Maximum production requires foregoing profits and, therefore, the elimination of payments to any parties
who are not working. Only salaries and expenses can be paid out. In such a profitless company there is no drain on resources,
and all resources can be efficiently devoted to increasing production and improving quality.
The profitless company is a self-owned entity in which the employees are the stewards. The company becomes
an engine for generating essential goods and services and increasing employment. In a profitless system all prices drop to
their natural levels and all workers are paid the true value of their labour.

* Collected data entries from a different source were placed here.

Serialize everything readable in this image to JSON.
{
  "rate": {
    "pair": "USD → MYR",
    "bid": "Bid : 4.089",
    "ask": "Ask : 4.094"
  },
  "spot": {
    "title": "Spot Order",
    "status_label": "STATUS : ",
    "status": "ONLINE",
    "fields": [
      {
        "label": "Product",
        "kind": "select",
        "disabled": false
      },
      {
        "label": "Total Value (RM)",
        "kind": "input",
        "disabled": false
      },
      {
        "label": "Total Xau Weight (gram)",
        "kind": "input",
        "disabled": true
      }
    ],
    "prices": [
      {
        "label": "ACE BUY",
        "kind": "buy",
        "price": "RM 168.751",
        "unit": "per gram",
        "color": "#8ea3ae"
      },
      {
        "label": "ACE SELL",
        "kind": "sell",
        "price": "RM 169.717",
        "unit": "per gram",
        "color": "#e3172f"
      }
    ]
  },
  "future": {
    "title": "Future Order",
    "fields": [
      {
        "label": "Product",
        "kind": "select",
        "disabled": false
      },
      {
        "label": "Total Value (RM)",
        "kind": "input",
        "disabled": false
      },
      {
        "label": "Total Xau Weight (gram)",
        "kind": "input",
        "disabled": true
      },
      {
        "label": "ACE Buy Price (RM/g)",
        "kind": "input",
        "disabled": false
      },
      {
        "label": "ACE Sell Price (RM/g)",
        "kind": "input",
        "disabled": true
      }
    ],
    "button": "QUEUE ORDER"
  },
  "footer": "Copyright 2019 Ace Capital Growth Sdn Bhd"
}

When a complete range of companies goes profitless and single-source to each other, all of their costs begin
dropping. The result is a synergy that could double or quadruple the GDP. The continuous construction of homes and other goods
at cost would accelerate the standard of living and provide continuous employment. The reduced consumer costs would make everyone
wealthy in the sense that they could live comfortably. Business taxes would also transfer to income taxes from increased employment,
and so would not be negatively affected. By putting production before profit on a national scale we would effectively be prioritising
poverty, which is the only cause worth pursuing in the modern world, and implicitly includes the control of all diseases,
social and otherwise.
In profitless capitalism only those who work are paid although everyone would be guaranteed subsistence.
The entire nation would ratchet itself up to a high standard of living without the drain on the economy produced by profiteering.
The rich could keep what they have, but they would no longer be paid for doing nothing. Without interest paid on loans or
capitalised funds being held in suspension, all available credit dollars would end up financing growth and production and
thereby keep employment universal.
The beauty of profitless capitalism is that it puts all the people to work directly for their own benefit.
Instead of the fruits of their labours being drained off as profits and diverted to useless enterprise, their efforts are
immediately and directly used for improving the quality of life. The people would be actively solving all of their most pressing
problems instead of sitting in stagnation. All of this from a simple shift of paradigm.

SUMMARY
Profit is the icon of the modern economic world, leaving the quality of life a casualty of mindless competition.
It's time for the Western World as de facto leader of the modern world, to consider abandoning capitalism and taking the first
step towards a future where the entire human race, not just the privileged minority, could be wealthy enough to solve our
more important problems. Perhaps until all diseases, social and otherwise, are cured, this should remain a non-profit world.
Since most of us are bonded into non-profit employment anyway, the only differences we'd notice would be of the profound kind.